Vaya finalmente a la cueva, cansino y seguro de que el tiempo es más suyo ahora, lleve el mate en ristre. Repose.
En ese momento -no antes, no después-, convoque a su querida Savina para que aplane el día, lo vuelva terso y claro como una llanura.
Y oiga, que la belleza es un nombre grande. Y no es contra nada. Es. Y hace el bien.
Atardece.
Vigorosa y simplemente, suena Savina. Pocos tienen sabiduría en la voz. Ella tiene. Sabe.
Es el momento de preguntarle qué más quiere cantar. Otra...

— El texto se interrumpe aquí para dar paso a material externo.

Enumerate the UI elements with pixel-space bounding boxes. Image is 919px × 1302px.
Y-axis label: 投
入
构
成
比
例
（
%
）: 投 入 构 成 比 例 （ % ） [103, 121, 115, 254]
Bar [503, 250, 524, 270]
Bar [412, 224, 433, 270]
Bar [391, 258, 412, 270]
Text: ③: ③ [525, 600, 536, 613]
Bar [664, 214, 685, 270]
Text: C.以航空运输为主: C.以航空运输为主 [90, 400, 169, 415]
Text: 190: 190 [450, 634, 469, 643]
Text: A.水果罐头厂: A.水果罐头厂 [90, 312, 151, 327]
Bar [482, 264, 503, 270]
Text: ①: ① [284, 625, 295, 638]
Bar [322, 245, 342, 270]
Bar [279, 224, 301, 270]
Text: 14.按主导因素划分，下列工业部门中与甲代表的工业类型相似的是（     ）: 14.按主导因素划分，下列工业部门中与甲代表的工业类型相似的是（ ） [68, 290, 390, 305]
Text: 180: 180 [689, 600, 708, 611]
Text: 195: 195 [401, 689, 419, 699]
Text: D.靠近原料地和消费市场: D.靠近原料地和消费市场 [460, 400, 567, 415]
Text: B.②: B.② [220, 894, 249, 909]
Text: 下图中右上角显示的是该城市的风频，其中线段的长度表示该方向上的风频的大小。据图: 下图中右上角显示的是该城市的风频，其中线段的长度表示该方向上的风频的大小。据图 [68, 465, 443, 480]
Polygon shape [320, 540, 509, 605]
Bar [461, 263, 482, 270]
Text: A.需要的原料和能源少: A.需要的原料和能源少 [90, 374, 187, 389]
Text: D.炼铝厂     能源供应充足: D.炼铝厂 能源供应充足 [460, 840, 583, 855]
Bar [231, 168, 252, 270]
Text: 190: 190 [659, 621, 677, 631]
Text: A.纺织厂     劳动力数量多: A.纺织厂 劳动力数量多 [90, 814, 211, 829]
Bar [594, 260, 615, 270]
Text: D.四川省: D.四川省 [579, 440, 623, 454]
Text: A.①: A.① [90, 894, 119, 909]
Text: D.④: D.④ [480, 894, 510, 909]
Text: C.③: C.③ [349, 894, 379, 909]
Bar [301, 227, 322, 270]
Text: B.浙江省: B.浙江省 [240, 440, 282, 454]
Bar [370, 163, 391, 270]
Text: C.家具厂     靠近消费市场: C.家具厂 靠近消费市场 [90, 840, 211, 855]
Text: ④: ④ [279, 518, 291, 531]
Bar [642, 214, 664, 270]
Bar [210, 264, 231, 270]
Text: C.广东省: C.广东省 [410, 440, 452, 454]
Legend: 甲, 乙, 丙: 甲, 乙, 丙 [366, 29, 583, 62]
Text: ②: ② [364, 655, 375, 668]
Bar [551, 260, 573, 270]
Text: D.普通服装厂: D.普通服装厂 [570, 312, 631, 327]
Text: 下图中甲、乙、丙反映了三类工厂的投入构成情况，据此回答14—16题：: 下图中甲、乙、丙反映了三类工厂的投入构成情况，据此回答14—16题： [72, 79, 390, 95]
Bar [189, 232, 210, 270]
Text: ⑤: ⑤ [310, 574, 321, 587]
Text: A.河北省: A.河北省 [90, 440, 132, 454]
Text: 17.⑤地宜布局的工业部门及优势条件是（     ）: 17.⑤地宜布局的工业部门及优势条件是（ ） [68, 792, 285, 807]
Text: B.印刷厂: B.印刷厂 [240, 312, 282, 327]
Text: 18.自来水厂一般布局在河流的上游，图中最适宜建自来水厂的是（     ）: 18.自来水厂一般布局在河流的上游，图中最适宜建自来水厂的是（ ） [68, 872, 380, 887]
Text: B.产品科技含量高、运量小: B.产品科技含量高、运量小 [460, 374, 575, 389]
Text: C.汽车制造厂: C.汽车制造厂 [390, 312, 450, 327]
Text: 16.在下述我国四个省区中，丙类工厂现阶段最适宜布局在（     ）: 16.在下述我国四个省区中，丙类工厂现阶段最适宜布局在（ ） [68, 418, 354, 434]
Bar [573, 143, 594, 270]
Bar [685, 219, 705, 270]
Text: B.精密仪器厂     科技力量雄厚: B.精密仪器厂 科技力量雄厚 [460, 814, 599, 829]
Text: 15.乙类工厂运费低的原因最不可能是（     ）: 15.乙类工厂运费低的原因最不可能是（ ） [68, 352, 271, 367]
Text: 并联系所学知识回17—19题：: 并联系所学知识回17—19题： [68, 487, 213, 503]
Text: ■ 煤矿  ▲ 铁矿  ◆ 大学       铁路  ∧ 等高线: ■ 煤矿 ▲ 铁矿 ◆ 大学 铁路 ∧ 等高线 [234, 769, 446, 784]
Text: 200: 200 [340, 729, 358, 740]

¿Occitano? ¿De veras? ¿Y cómo así?
Y, entonces, le garanto, frescamente cantará fragmentos de una canción francesa, del Languedoc, que se dice para despedir al señor Carnaval, cuando lo queman, en los inicios de la Cuaresma.
Pero, mire usted…
¿Es verdad, Savina, que además con esta melodía hay un sentido himno de Viernes Santo, que le cantan al Varón de Dolores los cristianos del Líbano y el medio oriente? ¿Y dice usted que hay una versión de las dos letras, y con el himno también en catalán?
Y así es. ¿Ven?
Digan lo que quieran: Savina Yannatou, al atardecer, le salva a uno el día.
Lo hace bello, fresco, claro.
Y bueno.
Admirable.
Ευχαριστω, Savina.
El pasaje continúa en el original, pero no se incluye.